Discover the crypto universe in depth

Kraken Security Breach: A Tale of Extortion and Unethical Hacking

The crypto exchange Kraken has revealed that a research team still holds $3 million in appropriated digital assets through a recently discovered bug.

Discovery of the Bug and White Hat Hack

An anonymous self-proclaimed security researcher discovered a critical flaw and alerted Kraken on June 9th. However, according to Nick Percoco, Kraken’s Chief Security Officer, two accounts associated with this researcher exploited the flaw to withdraw over $3 million in digital assets.

Following this massive withdrawal, the security researcher is demanding a reward for the stolen funds. Percoco wrote in a post on X on June 19th: “Instead, they demanded a call with our business development team and refused to return the funds until we provided an estimated amount of the potential damage this bug could have caused if they hadn’t disclosed it. This is not ethical hacking; it’s extortion!”

When Kraken requested a Proof of Concept to study the on-chain activity of the white hat hacker, they refused before demanding a sum equivalent to the funds that could have potentially been stolen if the flaw hadn’t been discovered in time.

Unethical Practices?

According to Percoco, the stolen cryptocurrencies were taken directly from Kraken’s treasury, without putting user funds at risk. One of the three Kraken accounts linked to the hack had previously completed KYC verification for someone claiming to be a security researcher, although their identity remains unknown.

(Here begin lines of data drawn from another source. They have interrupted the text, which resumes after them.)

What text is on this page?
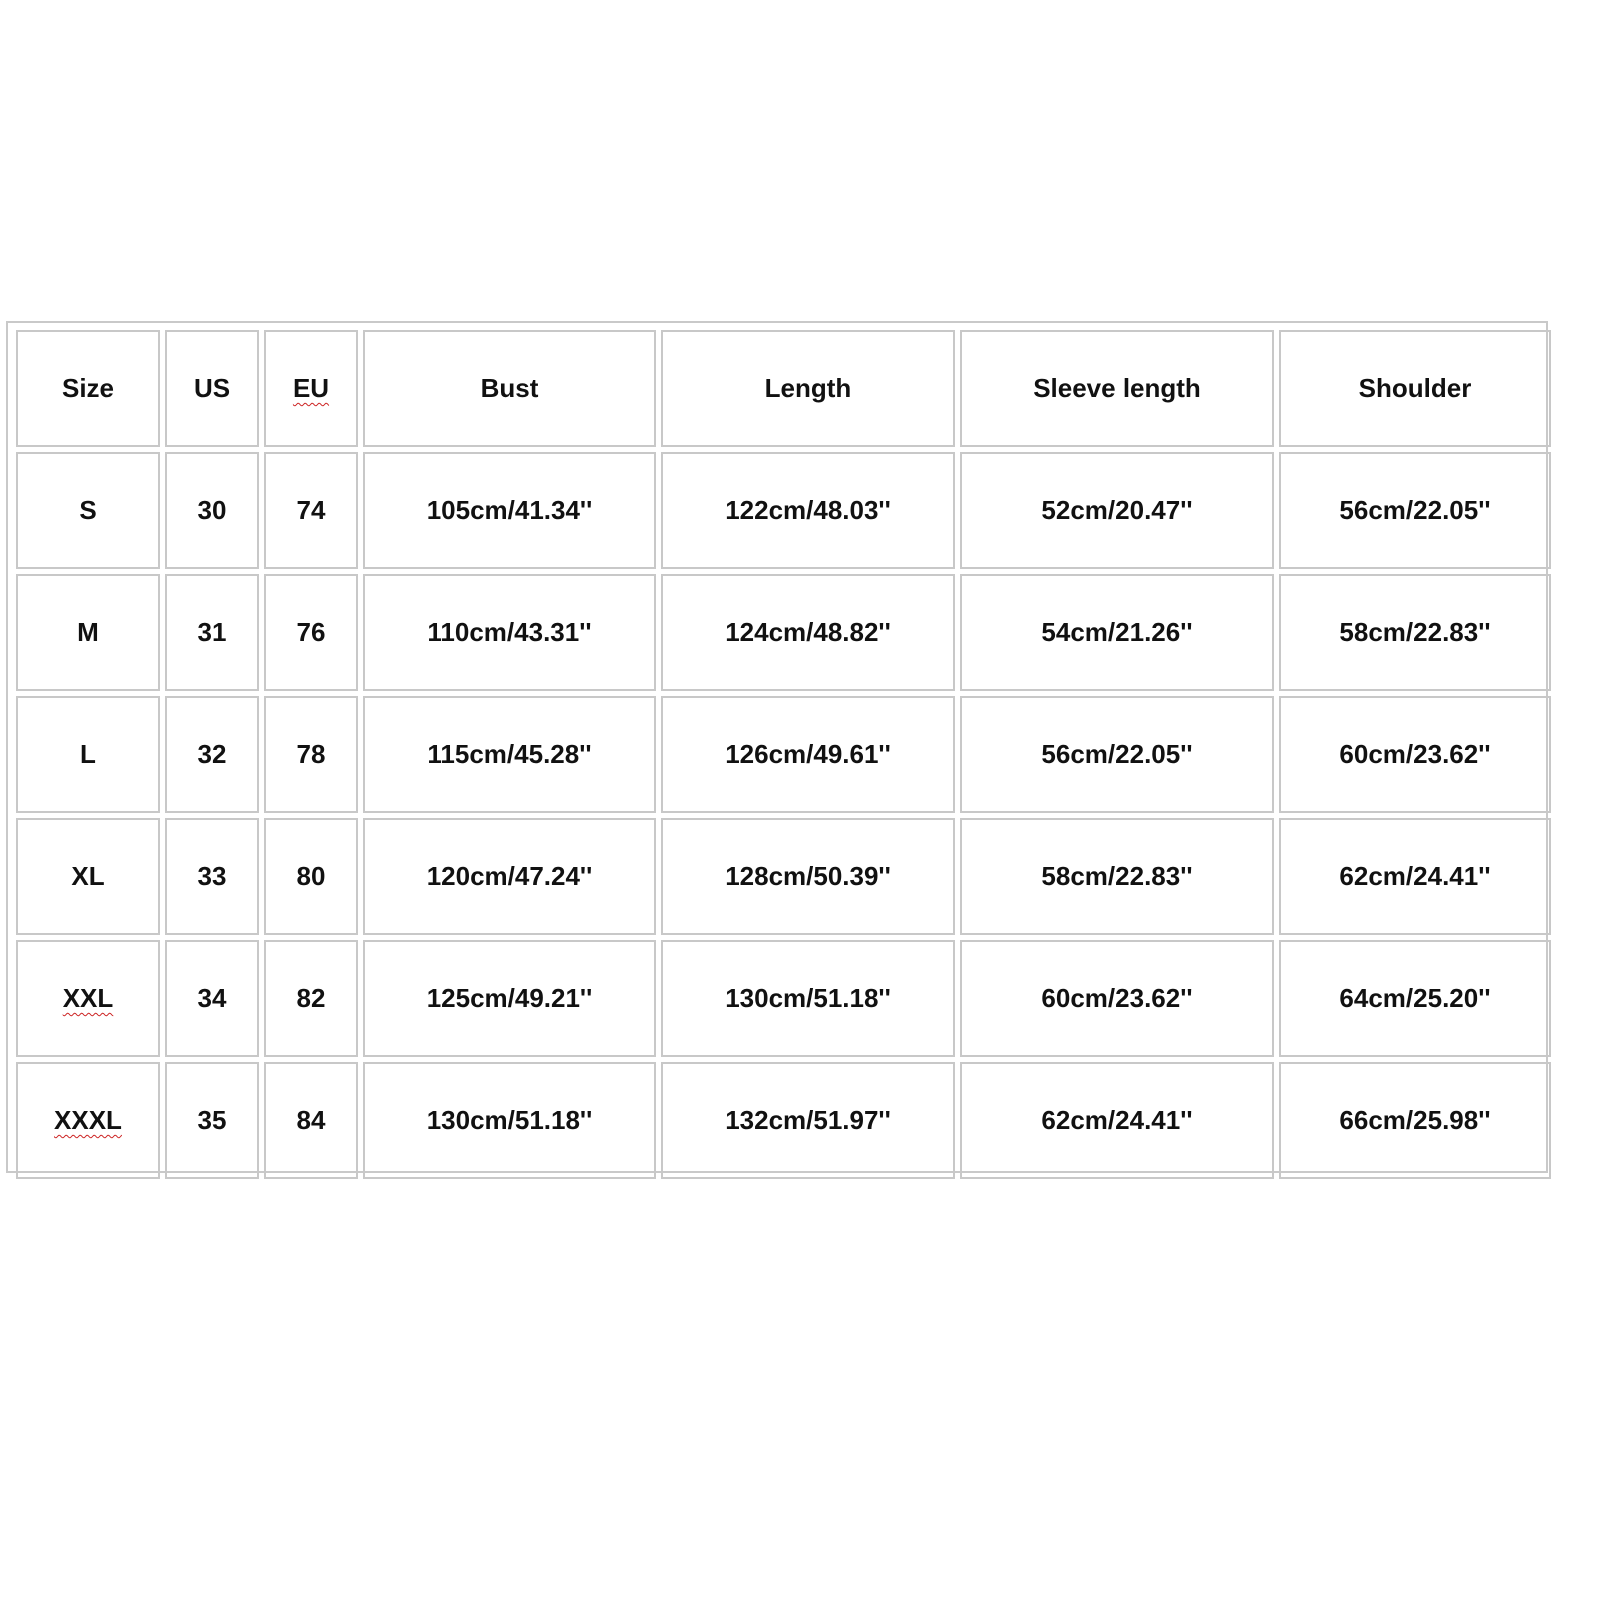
Size	US	EU	Bust	Length	Sleeve length	Shoulder
S	30	74	105cm/41.34''	122cm/48.03''	52cm/20.47''	56cm/22.05''
M	31	76	110cm/43.31''	124cm/48.82''	54cm/21.26''	58cm/22.83''
L	32	78	115cm/45.28''	126cm/49.61''	56cm/22.05''	60cm/23.62''
XL	33	80	120cm/47.24''	128cm/50.39''	58cm/22.83''	62cm/24.41''
XXL	34	82	125cm/49.21''	130cm/51.18''	60cm/23.62''	64cm/25.20''
XXXL	35	84	130cm/51.18''	132cm/51.97''	62cm/24.41''	66cm/25.98''
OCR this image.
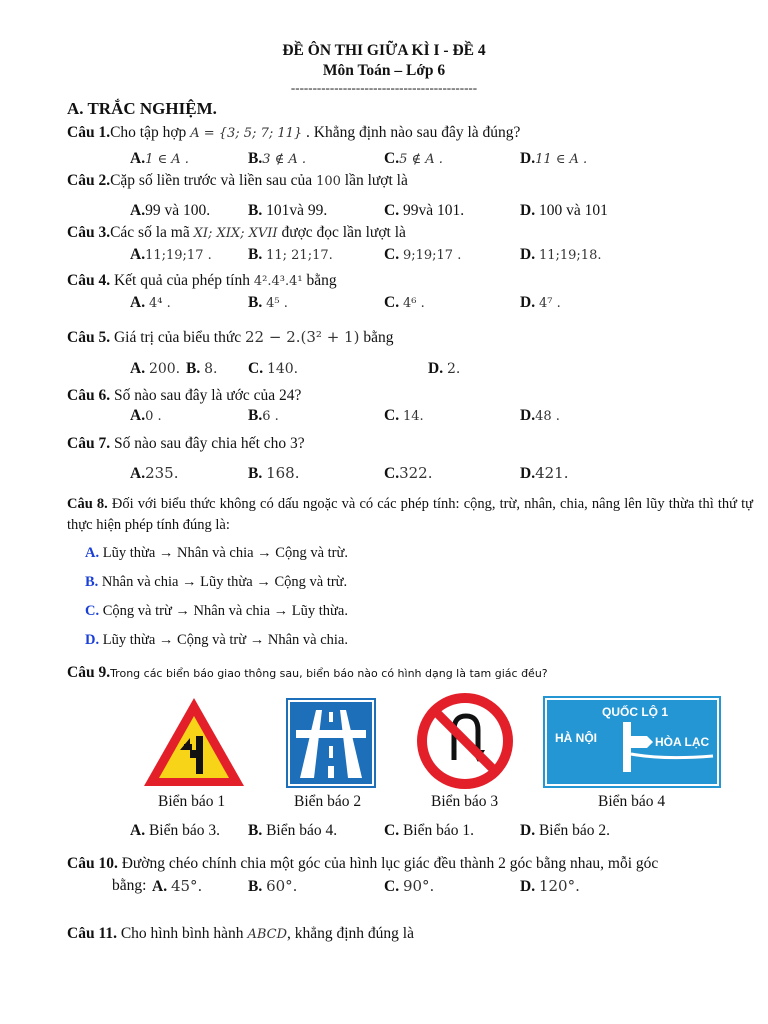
ĐỀ ÔN THI GIỮA KÌ I - ĐỀ 4
Môn Toán – Lớp 6
-------------------------------------------
A. TRẮC NGHIỆM.
Câu 1.Cho tập hợp A = {3; 5; 7; 11} . Khẳng định nào sau đây là đúng?
A.1 ∈ A .	B.3 ∉ A .	C.5 ∉ A .	D.11 ∈ A .
Câu 2.Cặp số liền trước và liền sau của 100 lần lượt là
A.99 và 100. B. 101và 99.	C. 99và 101.	D. 100 và 101
Câu 3.Các số la mã XI; XIX; XVII được đọc lần lượt là
A.11;19;17 . B. 11; 21;17.	C. 9;19;17 .	D. 11;19;18.
Câu 4. Kết quả của phép tính 4².4³.4¹ bằng
A. 4⁴ .	B. 4⁵ .	C. 4⁶ .	D. 4⁷ .
Câu 5. Giá trị của biểu thức 22 − 2.(3² + 1) bằng
A. 200. B. 8. C. 140.	D. 2.
Câu 6. Số nào sau đây là ước của 24?
A.0 .	B.6 .	C. 14.	D.48 .
Câu 7. Số nào sau đây chia hết cho 3?
A.235.	B. 168.	C.322.	D.421.
Câu 8. Đối với biểu thức không có dấu ngoặc và có các phép tính: cộng, trừ, nhân, chia, nâng lên lũy thừa thì thứ tự thực hiện phép tính đúng là:
A. Lũy thừa → Nhân và chia → Cộng và trừ.
B. Nhân và chia → Lũy thừa → Cộng và trừ.
C. Cộng và trừ → Nhân và chia → Lũy thừa.
D. Lũy thừa → Cộng và trừ → Nhân và chia.
Câu 9.Trong các biển báo giao thông sau, biển báo nào có hình dạng là tam giác đều?
QUỐC LỘ 1
HÀ NỘI	HÒA LẠC
Biển báo 1	Biển báo 2	Biển báo 3	Biển báo 4
A. Biển báo 3. B. Biển báo 4.	C. Biển báo 1.	D. Biển báo 2.
Câu 10. Đường chéo chính chia một góc của hình lục giác đều thành 2 góc bằng nhau, mỗi góc
bằng: A. 45°.	B. 60°.	C. 90°.	D. 120°.
Câu 11. Cho hình bình hành ABCD, khẳng định đúng là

The researcher initially demonstrated the flaw with a cryptocurrency transfer worth $4, which would have sufficed to prove the bug and receive “substantial rewards” from Kraken’s bug bounty program. However, the individual disclosed the bug to two other accounts that fraudulently siphoned nearly $3 million from their Kraken accounts.

These actions resemble extortion rather than ethical hacking behavior, according to Kraken’s Percoco:

With transparency in mind, we are disclosing this bug to the industry today. We are being accused of being unreasonable and unprofessional for asking ‘ethical hackers’ to return what they stole from us. Unbelievable.

We are treating this as a criminal matter and coordinating our efforts with law enforcement accordingly.